I know, unfortunately, that things are changing due to global warming. Although the glacier seemed so large, stretching out over the moutain range, I could not stop thinking about how fragile we have made our world.
While this part of Iceland does not offer any of the super recognisable sights one may come to expect in a country so rich in iconic landmarks, it is perhaps the most impressive one to drive through. While nothing stands out, everything is so impressive and dramatic – Vatnajökull pouring down between broken mountain peaks, its icy fingers seeping towards black sand beaches, northern birds taking flight before the backdrop of distant misty peaks, countless islets piercing the dark waters of the North Atlantic, incredible!
Because Iceland’s surface is mostly basalt, the sand and gravel on its beaches are black. The last time I had seen black beaches was when I was in on the island of Santo Añtao, another volcanic island in the middle of the sea.
While you are on this road, you’ll see a lot of Arctic terns, here in Iceland to breed and nest for the summer. These birds have travelled a long way, all the way from the Antartic in fact, to get here on time for Iceland’s warm (at least according to the bird) and bountiful summer.

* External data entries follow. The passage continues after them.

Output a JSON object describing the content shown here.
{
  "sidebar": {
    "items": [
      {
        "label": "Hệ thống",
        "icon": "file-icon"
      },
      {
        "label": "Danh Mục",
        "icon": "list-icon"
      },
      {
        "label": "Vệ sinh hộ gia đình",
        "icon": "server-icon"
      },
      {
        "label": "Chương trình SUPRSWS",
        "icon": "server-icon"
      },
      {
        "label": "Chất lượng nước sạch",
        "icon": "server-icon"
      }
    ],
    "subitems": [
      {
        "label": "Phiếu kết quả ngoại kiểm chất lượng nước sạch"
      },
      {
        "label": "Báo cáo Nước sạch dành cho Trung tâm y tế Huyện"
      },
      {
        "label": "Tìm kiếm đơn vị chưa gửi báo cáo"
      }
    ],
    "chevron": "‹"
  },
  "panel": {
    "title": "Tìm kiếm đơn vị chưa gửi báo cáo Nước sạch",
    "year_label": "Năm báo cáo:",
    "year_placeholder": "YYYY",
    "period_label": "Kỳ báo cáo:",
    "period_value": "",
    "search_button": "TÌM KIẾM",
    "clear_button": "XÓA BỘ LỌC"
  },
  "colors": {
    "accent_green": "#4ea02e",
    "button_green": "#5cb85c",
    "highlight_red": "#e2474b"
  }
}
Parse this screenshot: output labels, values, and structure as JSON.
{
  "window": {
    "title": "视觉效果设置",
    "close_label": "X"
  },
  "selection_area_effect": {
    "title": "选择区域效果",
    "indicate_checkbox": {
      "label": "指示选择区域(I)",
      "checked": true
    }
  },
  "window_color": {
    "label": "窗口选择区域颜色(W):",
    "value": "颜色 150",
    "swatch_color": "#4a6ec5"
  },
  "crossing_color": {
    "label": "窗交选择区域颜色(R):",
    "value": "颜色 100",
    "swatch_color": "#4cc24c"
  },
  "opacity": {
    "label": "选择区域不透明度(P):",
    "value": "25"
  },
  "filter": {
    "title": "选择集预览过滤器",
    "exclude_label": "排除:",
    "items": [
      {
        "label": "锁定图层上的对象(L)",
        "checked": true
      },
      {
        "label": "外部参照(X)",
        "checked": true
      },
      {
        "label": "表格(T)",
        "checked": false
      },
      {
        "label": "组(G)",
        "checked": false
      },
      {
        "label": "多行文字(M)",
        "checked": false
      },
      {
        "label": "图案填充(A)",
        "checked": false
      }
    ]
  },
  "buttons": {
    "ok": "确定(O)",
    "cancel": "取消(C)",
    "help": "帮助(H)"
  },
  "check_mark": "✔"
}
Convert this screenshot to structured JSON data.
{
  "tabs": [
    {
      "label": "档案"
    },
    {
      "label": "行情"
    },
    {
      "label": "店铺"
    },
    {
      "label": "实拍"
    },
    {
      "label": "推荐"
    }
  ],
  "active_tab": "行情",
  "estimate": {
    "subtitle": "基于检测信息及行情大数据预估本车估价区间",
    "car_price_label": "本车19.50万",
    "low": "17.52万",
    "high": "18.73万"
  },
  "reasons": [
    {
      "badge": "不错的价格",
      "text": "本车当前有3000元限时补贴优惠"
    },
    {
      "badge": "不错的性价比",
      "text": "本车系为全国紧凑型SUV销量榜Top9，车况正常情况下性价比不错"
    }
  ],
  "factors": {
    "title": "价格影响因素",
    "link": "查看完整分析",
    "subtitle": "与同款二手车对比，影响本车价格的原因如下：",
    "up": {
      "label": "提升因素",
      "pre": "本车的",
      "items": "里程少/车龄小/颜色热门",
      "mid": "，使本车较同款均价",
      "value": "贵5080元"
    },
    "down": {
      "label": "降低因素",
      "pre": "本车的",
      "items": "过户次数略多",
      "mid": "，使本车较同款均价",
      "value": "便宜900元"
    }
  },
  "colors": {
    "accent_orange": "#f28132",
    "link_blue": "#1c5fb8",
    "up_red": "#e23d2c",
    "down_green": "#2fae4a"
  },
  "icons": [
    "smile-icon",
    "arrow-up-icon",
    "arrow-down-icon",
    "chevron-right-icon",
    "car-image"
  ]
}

They are also found on land in other northern Eurasian areas, like the Netherlands. During the southern summer though, just like puffins, they spend their time out at sea. The terns, also known as sea swallows, fly beautifully and I loved observing them when they were gliding on the air currents.
Do be careful if you get out of the car to walk about though, sometimes they can get a wee bit aggressive, since you’ll be near their nesting grounds, so keep your head down!
At Höfn, which is in Southeast Iceland, we stayed in Lilja Guesthouse – a lovely, recently renovated modern guesthouse in the middle of some stunning landscapes.
We made this timelapse of the seemingly neverending Icelandic sunset just outside our room, actually from our room’s terrace.
The landscape of Southeast Iceland really conveys a sense of vastness. Here we seem to be on relatively flatter land – gone are the cliffs and gorges, now replaced by softer volcanic hills and rolling pasture land.
Our room had a view looking out onto a stretch of flat gravel that went on for a while. When I woke up the morning after, looking out at the landscape made me feel like I was on the surface of the moon since I couldn’t see the green that was just beyond the horizon.